Leiris, bien qu’alors en rupture avec le surréalisme n’a aucune intention de remettre en cause ce postulat essentiel. Le texte sur Giacometti qu’il fait paraître dans le n°4 de Documents porte encore la trace d’un mépris dadaïste pour la presque totalité des œuvres du passé, celles qui ne témoignent pas de l’urgence vitale qui fait la force des sculptures primitives et dont la clef lui semble être dans une réponse offerte à notre désir : « C’est à cause de ce manque de consistance, de cette absence d’autonomie, que la presque totalité des œuvres sont épouvantablement ennuyeuses, plus ennuyeuses que la pluie […] »74. Michel Leiris maintiendra cette exigence d’une création chevillée à l’existence et le refus qu’elle implique de « l’art pour l’art ». Son Journal en porte encore la trace en 1978, à une époque où il en perçoit mieux les contradictions :

‘Porté à vilipender « l’art pour l’art »… Mais il me semble que les gens qui comptent parmi ceux que j’admire le plus […] n’y ont pas échappé : Picasso […], Giacometti (qui, presque toute sa vie, s’est proposé, sans plus, de rendre compte de sa vision), Bacon75…’

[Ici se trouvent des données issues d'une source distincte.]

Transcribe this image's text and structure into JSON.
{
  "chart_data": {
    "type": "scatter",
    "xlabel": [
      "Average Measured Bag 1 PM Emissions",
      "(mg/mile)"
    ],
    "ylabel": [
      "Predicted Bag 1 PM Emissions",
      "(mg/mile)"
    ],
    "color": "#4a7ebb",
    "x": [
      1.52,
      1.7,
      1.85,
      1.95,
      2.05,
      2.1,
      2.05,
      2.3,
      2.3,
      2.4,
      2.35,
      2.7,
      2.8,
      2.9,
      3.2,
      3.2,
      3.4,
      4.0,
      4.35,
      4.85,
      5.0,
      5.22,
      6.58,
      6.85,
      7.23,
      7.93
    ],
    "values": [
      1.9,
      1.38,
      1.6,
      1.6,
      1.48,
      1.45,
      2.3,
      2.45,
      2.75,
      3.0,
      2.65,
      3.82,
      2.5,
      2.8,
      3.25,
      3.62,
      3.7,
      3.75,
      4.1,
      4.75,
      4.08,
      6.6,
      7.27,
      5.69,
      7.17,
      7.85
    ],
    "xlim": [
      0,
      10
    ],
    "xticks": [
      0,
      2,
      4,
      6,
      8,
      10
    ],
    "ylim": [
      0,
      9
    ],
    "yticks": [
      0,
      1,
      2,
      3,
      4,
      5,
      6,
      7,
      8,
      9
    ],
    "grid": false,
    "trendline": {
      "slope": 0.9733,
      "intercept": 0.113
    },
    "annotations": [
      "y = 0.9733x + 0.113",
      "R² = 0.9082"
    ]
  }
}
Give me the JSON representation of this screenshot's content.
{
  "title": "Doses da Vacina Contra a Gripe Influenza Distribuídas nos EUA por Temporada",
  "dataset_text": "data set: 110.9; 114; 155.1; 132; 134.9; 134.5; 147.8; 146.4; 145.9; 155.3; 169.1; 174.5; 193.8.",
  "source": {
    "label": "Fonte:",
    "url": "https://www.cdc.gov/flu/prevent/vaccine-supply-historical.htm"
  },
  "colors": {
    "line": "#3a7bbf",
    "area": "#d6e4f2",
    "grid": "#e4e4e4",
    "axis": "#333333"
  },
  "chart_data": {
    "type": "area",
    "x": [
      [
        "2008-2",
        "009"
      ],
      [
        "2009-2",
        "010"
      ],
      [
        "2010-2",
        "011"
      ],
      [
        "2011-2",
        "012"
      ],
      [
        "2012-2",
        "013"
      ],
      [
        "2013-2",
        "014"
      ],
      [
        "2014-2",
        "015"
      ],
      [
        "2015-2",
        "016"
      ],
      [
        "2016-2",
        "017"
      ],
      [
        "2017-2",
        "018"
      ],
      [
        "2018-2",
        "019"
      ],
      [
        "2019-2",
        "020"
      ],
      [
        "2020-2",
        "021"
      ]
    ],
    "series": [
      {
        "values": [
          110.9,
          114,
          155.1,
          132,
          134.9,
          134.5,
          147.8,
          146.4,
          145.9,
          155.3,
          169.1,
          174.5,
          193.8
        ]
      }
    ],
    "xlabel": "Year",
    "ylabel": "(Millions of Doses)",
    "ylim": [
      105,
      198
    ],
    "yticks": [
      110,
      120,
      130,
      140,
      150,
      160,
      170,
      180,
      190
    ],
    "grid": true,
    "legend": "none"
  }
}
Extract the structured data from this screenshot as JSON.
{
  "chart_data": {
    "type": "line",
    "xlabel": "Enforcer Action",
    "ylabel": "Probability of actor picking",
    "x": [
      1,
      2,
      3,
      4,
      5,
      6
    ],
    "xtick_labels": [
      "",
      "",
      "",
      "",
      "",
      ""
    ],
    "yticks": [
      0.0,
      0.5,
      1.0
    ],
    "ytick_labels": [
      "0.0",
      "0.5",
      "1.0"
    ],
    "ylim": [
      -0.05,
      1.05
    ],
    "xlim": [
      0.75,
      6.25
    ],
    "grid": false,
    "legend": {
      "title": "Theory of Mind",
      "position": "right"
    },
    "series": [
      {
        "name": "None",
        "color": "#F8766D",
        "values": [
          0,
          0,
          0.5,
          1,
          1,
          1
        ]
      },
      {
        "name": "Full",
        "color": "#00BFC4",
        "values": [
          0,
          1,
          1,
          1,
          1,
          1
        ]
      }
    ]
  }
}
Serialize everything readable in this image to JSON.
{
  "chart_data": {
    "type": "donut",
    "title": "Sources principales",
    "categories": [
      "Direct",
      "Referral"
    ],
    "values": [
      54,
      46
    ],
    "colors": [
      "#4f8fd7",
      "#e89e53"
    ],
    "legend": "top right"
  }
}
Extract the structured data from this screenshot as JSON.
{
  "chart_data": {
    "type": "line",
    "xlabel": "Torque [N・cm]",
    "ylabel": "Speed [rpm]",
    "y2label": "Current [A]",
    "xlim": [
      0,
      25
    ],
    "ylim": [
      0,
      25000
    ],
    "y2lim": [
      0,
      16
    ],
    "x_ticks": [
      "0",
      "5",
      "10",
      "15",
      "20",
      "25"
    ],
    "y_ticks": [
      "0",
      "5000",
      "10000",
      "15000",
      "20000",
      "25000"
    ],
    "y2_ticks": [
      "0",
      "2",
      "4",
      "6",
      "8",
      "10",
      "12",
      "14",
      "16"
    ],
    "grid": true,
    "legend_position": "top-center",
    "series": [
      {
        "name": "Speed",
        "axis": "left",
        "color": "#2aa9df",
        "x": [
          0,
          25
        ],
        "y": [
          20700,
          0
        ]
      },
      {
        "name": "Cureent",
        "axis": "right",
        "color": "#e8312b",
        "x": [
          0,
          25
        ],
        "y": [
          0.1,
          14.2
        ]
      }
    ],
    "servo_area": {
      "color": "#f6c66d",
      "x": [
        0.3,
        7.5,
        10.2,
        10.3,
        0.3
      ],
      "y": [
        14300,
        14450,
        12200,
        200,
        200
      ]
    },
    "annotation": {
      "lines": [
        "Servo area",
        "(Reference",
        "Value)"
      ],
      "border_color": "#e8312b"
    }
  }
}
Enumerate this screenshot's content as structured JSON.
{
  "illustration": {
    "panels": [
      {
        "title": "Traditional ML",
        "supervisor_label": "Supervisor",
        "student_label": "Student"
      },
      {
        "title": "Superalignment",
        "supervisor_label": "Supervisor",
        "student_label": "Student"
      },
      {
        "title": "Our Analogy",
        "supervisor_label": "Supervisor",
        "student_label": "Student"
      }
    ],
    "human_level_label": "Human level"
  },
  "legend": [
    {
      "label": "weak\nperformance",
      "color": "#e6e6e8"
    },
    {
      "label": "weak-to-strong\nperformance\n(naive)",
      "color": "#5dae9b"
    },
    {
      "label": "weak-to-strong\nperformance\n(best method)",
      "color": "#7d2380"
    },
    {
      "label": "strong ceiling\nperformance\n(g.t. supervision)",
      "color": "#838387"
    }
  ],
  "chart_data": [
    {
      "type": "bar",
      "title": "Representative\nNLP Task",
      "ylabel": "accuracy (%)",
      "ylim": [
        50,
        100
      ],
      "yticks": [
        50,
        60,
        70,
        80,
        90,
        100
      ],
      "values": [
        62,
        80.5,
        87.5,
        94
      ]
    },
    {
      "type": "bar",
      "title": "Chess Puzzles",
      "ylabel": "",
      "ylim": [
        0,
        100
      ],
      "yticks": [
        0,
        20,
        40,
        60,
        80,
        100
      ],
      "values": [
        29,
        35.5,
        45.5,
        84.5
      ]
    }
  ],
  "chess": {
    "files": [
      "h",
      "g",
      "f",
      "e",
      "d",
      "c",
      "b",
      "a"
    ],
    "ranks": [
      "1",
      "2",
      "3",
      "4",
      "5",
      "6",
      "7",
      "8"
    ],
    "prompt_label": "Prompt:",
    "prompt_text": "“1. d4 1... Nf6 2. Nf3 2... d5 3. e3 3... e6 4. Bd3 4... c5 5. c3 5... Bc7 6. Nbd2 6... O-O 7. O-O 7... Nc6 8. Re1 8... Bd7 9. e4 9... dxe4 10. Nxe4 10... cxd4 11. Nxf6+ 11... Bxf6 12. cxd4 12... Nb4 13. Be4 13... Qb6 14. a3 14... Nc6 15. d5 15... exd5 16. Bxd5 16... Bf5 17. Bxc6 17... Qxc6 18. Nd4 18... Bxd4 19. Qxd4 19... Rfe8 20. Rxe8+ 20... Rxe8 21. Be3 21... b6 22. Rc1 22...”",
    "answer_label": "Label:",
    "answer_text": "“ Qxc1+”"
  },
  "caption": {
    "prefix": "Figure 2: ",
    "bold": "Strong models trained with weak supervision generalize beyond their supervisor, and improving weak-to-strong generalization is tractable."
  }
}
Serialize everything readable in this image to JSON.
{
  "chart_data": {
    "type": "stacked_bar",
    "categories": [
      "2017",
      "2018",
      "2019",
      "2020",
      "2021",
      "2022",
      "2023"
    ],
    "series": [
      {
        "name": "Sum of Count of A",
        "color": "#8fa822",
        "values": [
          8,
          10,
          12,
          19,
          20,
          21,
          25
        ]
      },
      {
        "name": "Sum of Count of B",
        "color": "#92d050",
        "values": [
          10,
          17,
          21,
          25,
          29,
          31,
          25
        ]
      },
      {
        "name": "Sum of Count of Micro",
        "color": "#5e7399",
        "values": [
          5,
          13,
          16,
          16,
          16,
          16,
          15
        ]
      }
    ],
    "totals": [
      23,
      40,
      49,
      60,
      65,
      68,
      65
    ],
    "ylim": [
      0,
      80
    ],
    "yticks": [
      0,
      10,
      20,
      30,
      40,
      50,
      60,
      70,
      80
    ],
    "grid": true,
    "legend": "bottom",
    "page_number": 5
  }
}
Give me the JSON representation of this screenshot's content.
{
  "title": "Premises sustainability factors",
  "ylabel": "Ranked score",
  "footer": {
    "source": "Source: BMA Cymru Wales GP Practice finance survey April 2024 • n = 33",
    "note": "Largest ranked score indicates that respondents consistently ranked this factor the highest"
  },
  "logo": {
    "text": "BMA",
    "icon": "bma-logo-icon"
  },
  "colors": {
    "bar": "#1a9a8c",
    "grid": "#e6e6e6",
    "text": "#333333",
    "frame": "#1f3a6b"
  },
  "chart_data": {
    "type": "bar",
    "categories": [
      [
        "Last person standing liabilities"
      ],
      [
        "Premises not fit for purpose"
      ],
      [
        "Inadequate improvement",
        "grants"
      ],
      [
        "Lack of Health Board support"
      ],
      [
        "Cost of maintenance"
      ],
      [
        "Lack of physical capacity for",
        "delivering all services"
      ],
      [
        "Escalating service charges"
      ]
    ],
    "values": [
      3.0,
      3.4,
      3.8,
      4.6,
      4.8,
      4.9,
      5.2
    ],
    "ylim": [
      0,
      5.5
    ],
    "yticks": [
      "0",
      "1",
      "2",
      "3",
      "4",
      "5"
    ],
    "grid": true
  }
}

Malgré tout, si Giacometti, comme l’écrit Leiris, n’a pas « échappé » à « l’art pour l’art », il faut aussi souligner que jusqu’à la fin de sa vie il ne cessera de placer la réalité la plus anonyme radicalement au-dessus de toute œuvre réalisée. Il pourra même déclarer, avec une insistance provocatrice que Dada n’aurait pas reniée, que dans un incendie il laisserait brûler tout « Rubens » et tout « Titien » pour sauver un chat76. Bien sûr les enjeux se seront déplacés, mais reconnaissons la marque d’une exigence maintenue. Il n’est pas en effet question de rabattre les enjeux d’une telle déclaration pour celui dont l’œuvre s’est abondamment nourrie de la copie des grandes œuvres du passé et qui à l’époque de cette déclaration médite à nouveau les questions posées par Cézanne, sur la « table rase » que Dada avait en tête. Pourtant il y a là la persistance d’une idée très forte chez les surréalistes et que ne renient pas ces renégats qui auront été pour Giacometti une première prise de contact avec certaines de ses idées. La plus importante d’entre elles, c’est la valeur attribuée par le surréalisme à l’ici et au maintenant, au quotidien toujours sollicité par leur attente. Une attente encore présente dans le texte de Leiris à travers cet « ennui » qui précède et appelle les grands déchirements du réel.

Notes
73.

Yves Bonnefoy, ibid., p. 169. Nous reviendrons sur la critique de la pensée de Bataille dont s’assortit cette reconnaissance chez Bonnefoy. Voir chapitre XIII.

74.

Michel Leiris, « Alberto Giacometti », Documents, n°4, sept. 1929, p. 209.

75.

Journal 1922-1989, op. cit., p. 694.

76.

André du Bouchet, « Tournant au plus vite le dos au fatras de l’art », QPTVN, p. 102.